Au regard de la croissance démographique, la situation ne devrait malheureusement pas s’améliorer de si tôt, avec 20 000 et 24 000 ménages supplémentaires à loger chaque année jusqu’en 2030 pour la région PACA.
Des recours encore trop peu utilisés
Outre le manque de logements sociaux, le fonctionnement des différents contingents disponibles n’est pas encore exploité au maximum : le contingent d’Action logement (40% des logements construits) ne représente que 6,7% des relogements à ce jour et le dispositif du 1% logement pour les ménages salariés n’est pas assez utilisé. Le contingent préfectoral (25% du parc locatif), doit être accordé en priorité aux ménages DALO. Mais, 3000 ménages pourtant reconnus DALO sont encore en attente de relogement dans les Bouches-du-Rhône, certains depuis plusieurs années.
Devant ce fonctionnement encore mal maîtrisé, beaucoup choisissent de se loger dans le secteur privé, avec comme conséquence une difficulté à payer leur loyer. En effet, les locataires du parc privé sont plus modestes dans les Bouches-du-Rhône que dans le reste de la France car le taux de pauvreté y atteint 18,1% contre 14,3% dans l’hexagone. Ainsi, 23% des locataires sont en difficulté de paiement contre 17% en moyenne nationale.

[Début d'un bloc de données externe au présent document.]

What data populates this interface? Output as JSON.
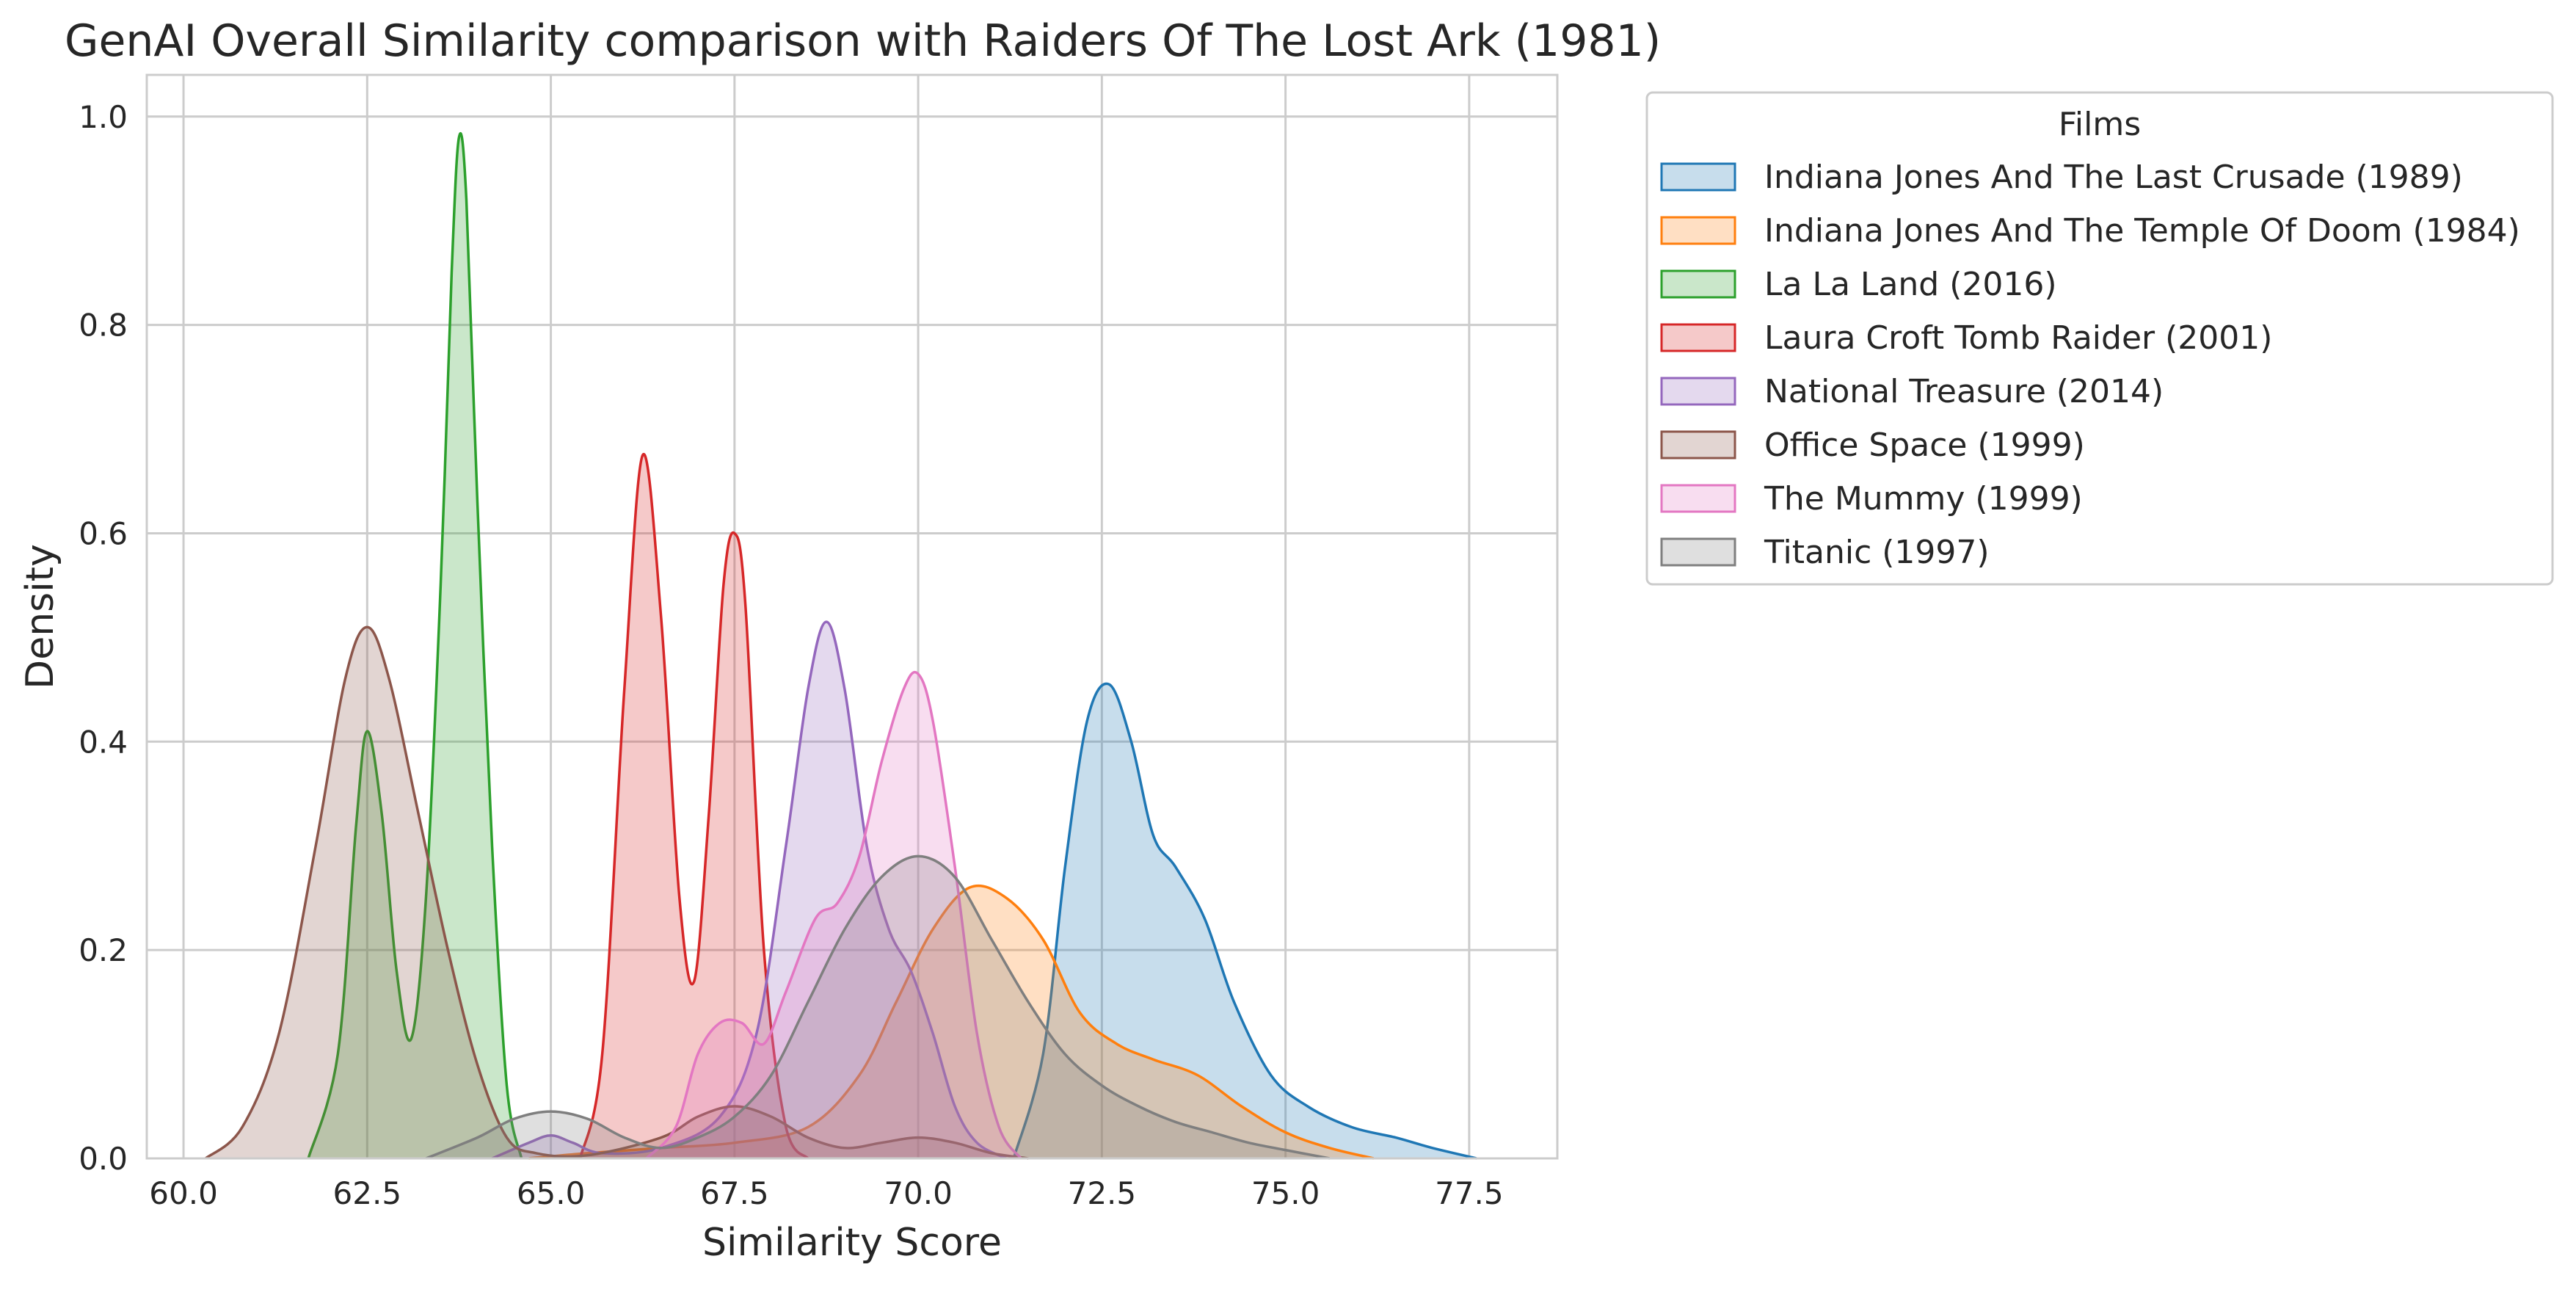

Cela s’explique par des coûts de loyers déconnectés du revenu des habitants. Les loyers des logements neufs ont un prix supérieur à la moyenne régionale dans les Bouches-du-Rhône, alors que les habitants y sont plus pauvres.
L’insalubrité pointée du doigt
Autres problèmes auxquels sont confrontés les locataires du parc privé : l’insalubrité et l’habitat indigne. « Nous avons remarqué un taux d’insalubrité dans les Bouches-du-Rhône et particulièrement à Marseille bien plus haut que dans les autres départements que nous avons étudiés », nous explique Marie-Arlette Carlotti.
A Marseille, 1000 000 foyers seraient logés dans des habitats présentant un risque pour la sécurité ou la santé (intoxication au plomb, saturnisme, humidité..) soit 1 habitant sur 8 concerné. Ces logements sont particulièrement présents dans le centre-ville et dans les copropriétés des années 60-70 au nord de Marseille.
De plus, la sur-occupation a également été constatée, avec moins de 9 m2 d’espace par personne pour 10% de ces logements indignes.
Les propositions émises
Trois axes d’amélioration ont été évoqués pour le département Bouches-du-Rhône :
- L’encadrement des loyers, comme en région Ile de France qui fonctionne grâce à un Observatoire des loyers. « Nous avons eu la chance d’être doté très tôt d’un observatoire des loyers dans les Bouches-du-Rhône, il ne manque plus que la reconnaissance ministérielle pour que l’encadrement des loyers soit mis en place », expliquait René Dutray, le secrétaire générale du Haut Comité au Logement. Cet encadrement permettrait de fixer chaque année des indicateurs de loyers, par type de logement et par secteur géographique pour éviter les coûts abusifs.
- L’augmentation de l’offre des logements sociaux, en appliquant la loi SRU. Les maires récalcitrants devront néanmoins accepter de construire des logements sociaux pour que la situation se débloque.
- Mise en place d’un plan global de résorption de l’habitat insalubre. Cela passerait notamment par la création d’une organisation administrative qui favoriserait l’application des procédures de polices sur l’habitat indigne. Mais aussi par la création d’un plan de relogement définitif, mobilisant activement les contingents. Un plan d’action exceptionnel pour le traitement des grandes propriétés insalubres devrait également être lancé.
Un des principaux problèmes soulevés en matière de politique de logement est le manque de communication entre tous les acteurs concernés. « Le combat s’annonce très compliqué, mais ce n’est pas une raison d’abandonner, au contraire » a conclu avec espoir Marie-Arlette Carlotti.